Changizi, M. A., & Shimojo, S. (2005). Character complexity and redundancy in writing systems over human history. Proceedings. Biological sciences / The Royal Society, 272, 267-275. https://doi.org/10.1098/rspb.2004.2942
The idea of universal grammar, usually attributed to Noam Chomsky, proposes that certain structural principles of languages are motivated by the limits of our genetic predispositions and are therefore shared universally across human languages. If languages share common principles, what about human writing?
Mark A. Changizi and Shinsuke Shimojo make an inquiry into the topological complexity of scripts (they use the term writing systems to mean the same) looking for regularity in the number of strokes and stroke types that are used to construct character shapes. They analyse more than a hundred of the world’s scripts and through statistical analysis conclude that the average number of strokes required to construct a character (they refer to a character length) is approximately three, regardless of the script or the number of characters in the script’s repertoire. The reported average is 2.91, with a standard error of 0.09. Similarly, the authors report that redundancy, i.e. the proportion of stroke combinations that are considered valid characters in a script out of all stroke combinations that are theoretically possible, averages around 50%. Neither the average stroke count nor redundancy vary much as a function of the size of the script repertoire.
Note that the number of stroke types tends to increase with the size of a script’s repertoire. In other words, in order to produce and handle larger repertoires of characters, humans add new types of strokes rather than construct characters from a larger number of strokes.

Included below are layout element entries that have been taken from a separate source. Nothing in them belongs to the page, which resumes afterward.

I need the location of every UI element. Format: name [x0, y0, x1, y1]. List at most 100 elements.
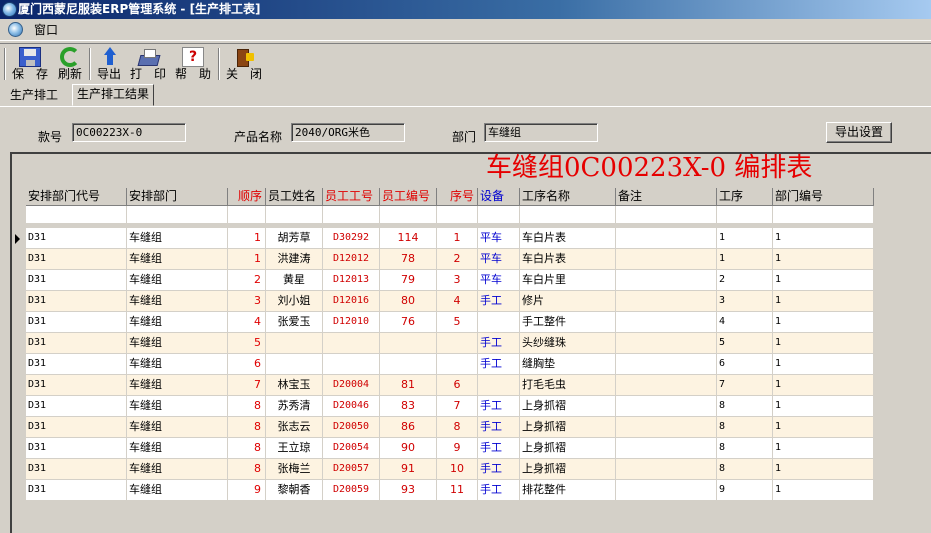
- filter-cell[interactable]: [323, 206, 380, 224]
- filter-cell[interactable]: [380, 206, 437, 224]
- cell-employee-no[interactable]: [380, 354, 437, 375]
- cell-device[interactable]: 手工: [478, 291, 520, 312]
- cell-order[interactable]: 8: [228, 459, 266, 480]
- table-row[interactable]: D31 车缝组 1 洪建涛 D12012 78 2 平车 车白片表 1 1: [26, 249, 874, 270]
- cell-employee-no[interactable]: 90: [380, 438, 437, 459]
- cell-order[interactable]: 2: [228, 270, 266, 291]
- cell-seq[interactable]: 8: [437, 417, 478, 438]
- refresh-button[interactable]: 刷新: [56, 47, 84, 83]
- cell-remark[interactable]: [616, 249, 717, 270]
- cell-dept[interactable]: 车缝组: [127, 312, 228, 333]
- col-header-dept-no[interactable]: 部门编号: [773, 188, 874, 206]
- cell-seq[interactable]: [437, 333, 478, 354]
- cell-employee-name[interactable]: 张爱玉: [266, 312, 323, 333]
- filter-cell[interactable]: [228, 206, 266, 224]
- cell-seq[interactable]: 1: [437, 228, 478, 249]
- cell-employee-id[interactable]: [323, 354, 380, 375]
- cell-process-name[interactable]: 车白片表: [520, 228, 616, 249]
- cell-dept[interactable]: 车缝组: [127, 459, 228, 480]
- cell-dept[interactable]: 车缝组: [127, 249, 228, 270]
- cell-employee-id[interactable]: D12012: [323, 249, 380, 270]
- cell-order[interactable]: 6: [228, 354, 266, 375]
- cell-process[interactable]: 5: [717, 333, 773, 354]
- cell-employee-no[interactable]: 80: [380, 291, 437, 312]
- cell-dept[interactable]: 车缝组: [127, 480, 228, 501]
- cell-employee-name[interactable]: 刘小姐: [266, 291, 323, 312]
- cell-employee-id[interactable]: [323, 333, 380, 354]
- cell-remark[interactable]: [616, 312, 717, 333]
- col-header-order[interactable]: 顺序: [228, 188, 266, 206]
- cell-dept-no[interactable]: 1: [773, 249, 874, 270]
- cell-dept-code[interactable]: D31: [26, 459, 127, 480]
- cell-dept[interactable]: 车缝组: [127, 354, 228, 375]
- cell-employee-name[interactable]: 洪建涛: [266, 249, 323, 270]
- table-row[interactable]: D31 车缝组 8 张梅兰 D20057 91 10 手工 上身抓褶 8 1: [26, 459, 874, 480]
- cell-employee-no[interactable]: 93: [380, 480, 437, 501]
- cell-dept-no[interactable]: 1: [773, 438, 874, 459]
- col-header-process[interactable]: 工序: [717, 188, 773, 206]
- cell-dept-code[interactable]: D31: [26, 312, 127, 333]
- cell-device[interactable]: [478, 375, 520, 396]
- cell-dept-code[interactable]: D31: [26, 228, 127, 249]
- cell-dept-no[interactable]: 1: [773, 333, 874, 354]
- cell-employee-name[interactable]: 王立琼: [266, 438, 323, 459]
- cell-remark[interactable]: [616, 333, 717, 354]
- cell-employee-no[interactable]: 76: [380, 312, 437, 333]
- cell-device[interactable]: 平车: [478, 228, 520, 249]
- table-row[interactable]: D31 车缝组 5 手工 头纱缝珠 5 1: [26, 333, 874, 354]
- filter-cell[interactable]: [266, 206, 323, 224]
- cell-device[interactable]: 手工: [478, 333, 520, 354]
- cell-employee-name[interactable]: 胡芳草: [266, 228, 323, 249]
- cell-order[interactable]: 8: [228, 417, 266, 438]
- col-header-remark[interactable]: 备注: [616, 188, 717, 206]
- cell-process[interactable]: 4: [717, 312, 773, 333]
- table-row[interactable]: D31 车缝组 3 刘小姐 D12016 80 4 手工 修片 3 1: [26, 291, 874, 312]
- close-button[interactable]: 关 闭: [224, 47, 264, 83]
- cell-process-name[interactable]: 头纱缝珠: [520, 333, 616, 354]
- cell-seq[interactable]: 6: [437, 375, 478, 396]
- cell-process[interactable]: 2: [717, 270, 773, 291]
- cell-employee-no[interactable]: 81: [380, 375, 437, 396]
- cell-dept-no[interactable]: 1: [773, 312, 874, 333]
- table-row[interactable]: D31 车缝组 2 黄星 D12013 79 3 平车 车白片里 2 1: [26, 270, 874, 291]
- tab-scheduling-result[interactable]: 生产排工结果: [72, 84, 155, 106]
- cell-seq[interactable]: 2: [437, 249, 478, 270]
- cell-dept-no[interactable]: 1: [773, 291, 874, 312]
- cell-dept[interactable]: 车缝组: [127, 438, 228, 459]
- cell-dept-no[interactable]: 1: [773, 270, 874, 291]
- cell-device[interactable]: 平车: [478, 270, 520, 291]
- cell-remark[interactable]: [616, 480, 717, 501]
- cell-process[interactable]: 8: [717, 396, 773, 417]
- cell-dept[interactable]: 车缝组: [127, 396, 228, 417]
- filter-cell[interactable]: [520, 206, 616, 224]
- tab-production-scheduling[interactable]: 生产排工: [6, 86, 62, 106]
- table-row[interactable]: D31 车缝组 9 黎朝香 D20059 93 11 手工 排花整件 9 1: [26, 480, 874, 501]
- cell-process[interactable]: 9: [717, 480, 773, 501]
- cell-employee-no[interactable]: 83: [380, 396, 437, 417]
- cell-employee-id[interactable]: D12016: [323, 291, 380, 312]
- col-header-dept-code[interactable]: 安排部门代号: [26, 188, 127, 206]
- cell-dept-no[interactable]: 1: [773, 228, 874, 249]
- table-row[interactable]: D31 车缝组 8 张志云 D20050 86 8 手工 上身抓褶 8 1: [26, 417, 874, 438]
- filter-cell[interactable]: [127, 206, 228, 224]
- col-header-employee-no[interactable]: 员工编号: [380, 188, 437, 206]
- export-settings-button[interactable]: 导出设置: [826, 122, 892, 143]
- table-row[interactable]: D31 车缝组 6 手工 缝胸垫 6 1: [26, 354, 874, 375]
- cell-device[interactable]: 手工: [478, 354, 520, 375]
- cell-process[interactable]: 1: [717, 249, 773, 270]
- cell-dept[interactable]: 车缝组: [127, 333, 228, 354]
- cell-employee-name[interactable]: 黎朝香: [266, 480, 323, 501]
- cell-dept-no[interactable]: 1: [773, 459, 874, 480]
- col-header-employee-id[interactable]: 员工工号: [323, 188, 380, 206]
- cell-dept-code[interactable]: D31: [26, 438, 127, 459]
- cell-dept[interactable]: 车缝组: [127, 270, 228, 291]
- table-row[interactable]: D31 车缝组 8 王立琼 D20054 90 9 手工 上身抓褶 8 1: [26, 438, 874, 459]
- cell-dept-code[interactable]: D31: [26, 354, 127, 375]
- cell-dept-no[interactable]: 1: [773, 417, 874, 438]
- cell-employee-name[interactable]: 黄星: [266, 270, 323, 291]
- cell-device[interactable]: 手工: [478, 480, 520, 501]
- cell-process[interactable]: 1: [717, 228, 773, 249]
- cell-employee-id[interactable]: D20046: [323, 396, 380, 417]
- col-header-seq[interactable]: 序号: [437, 188, 478, 206]
- cell-seq[interactable]: 9: [437, 438, 478, 459]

Unfortunately, the description of the methodology in the paper is not sufficiently detailed, perhaps due to limits imposed by the publication. Consequently, the approach to script and character design comes across as naïve in some places. The visual presentation of the scripts is limited to only a few characters from each which makes it difficult to review. Here are a few considerations that could have been addressed:
- Character repertoires are typically defined per language. How were the repertoires established for scripts which are used by multiple languages or for scripts that combine basic characters to create more complex ones? For example, Indian syllabic scripts, such as Devanagari or Bengali, require several hundreds of characters to represent complex conjunct syllables and use marks to alter inherent vowels. These characters are not part of basic script illustrations, but still represent a relevant part of the scripts’ repertoire and, importantly, use relatively more strokes. Is it possible that illustrations of scripts from bibliographic sources (Daniels & Bright, 1996) were used with limited understanding of the scripts’ principles?
- Cyrillic and Greek were only studied in their lowercase forms and Latin uppercase and lowercase were studied separately. The reason for this was not provided. It is also unclear how many diacritical characters are included, if any. For example, the way English uses the Latin script requires fewer shapes than, say, Hungarian.
- Chinese and Japanese scripts that make use of topologically complex characters are missing from the study. The authors state that “character and word levels are not cleanly separable” (p. 268). Why this is a problem with respect to character topology is not explained. Although, it is understandable that the authors would not want to tackle character sets as vast as the Chinese.
- The decomposition is illustrated on skeletal forms of the uppercase from the Latin script. How was it conducted for other scripts and how were the skeletal forms obtained? The simplification process and choices among valid alternates are not discussed. For example: the more complex skeletal forms of “I” and “J” are used without any explanation; there is no explanation of the decomposition of joining scripts such as Arabic, Syriac, or many others where multiple characters join with a single stroke.
Admittedly, critical appreciation of scripts’ design becomes a gargantuan task when dealing with over one hundred of the world’s scripts, but with all these omissions can we still consider the data representative of the world’s scripts?
There are 22 numeric scripts studied next to the 93 non-numeric scripts. The reported average number of strokes in a character is 1.95 (SEM=0.14) for the numeric scripts. This shows that characters in numeric scripts tend to be topologically simpler. By itself, this is an interesting result.
Considering the ease of reading to be the principle selective pressure on scripts, the conclusion puts forward several explanations for the surprising cross-script constants (numeric or not).These range from limits of short term memory and principles of character recognition to a visual-ecological explanation that characters’ topology match those found in objects in natural scenes which is explored further in a more recent paper (Changizi et al., 2006).
Universal grammar in languages provides grounds for the belief that people from distant parts of the planet are indeed quite similar, that they can ultimately understand each other, and learn each other’s languages. Despite the drawbacks regarding its methodology, the paper shows an exciting way to use statistical analysis to gain general insights regarding the way humans read and write.
Changizi, M. A., Zhang, Q., Ye, H., & Shimojo, S. (2006). The structures of letters and symbols throughout human history are selected to match those found in objects in natural scenes. The American Naturalist, 167, E117-39. https://doi.org/10.1086/502806
Daniels, P. T., & Bright, W. (1996). The World’s Writing Systems. Oxford University Press.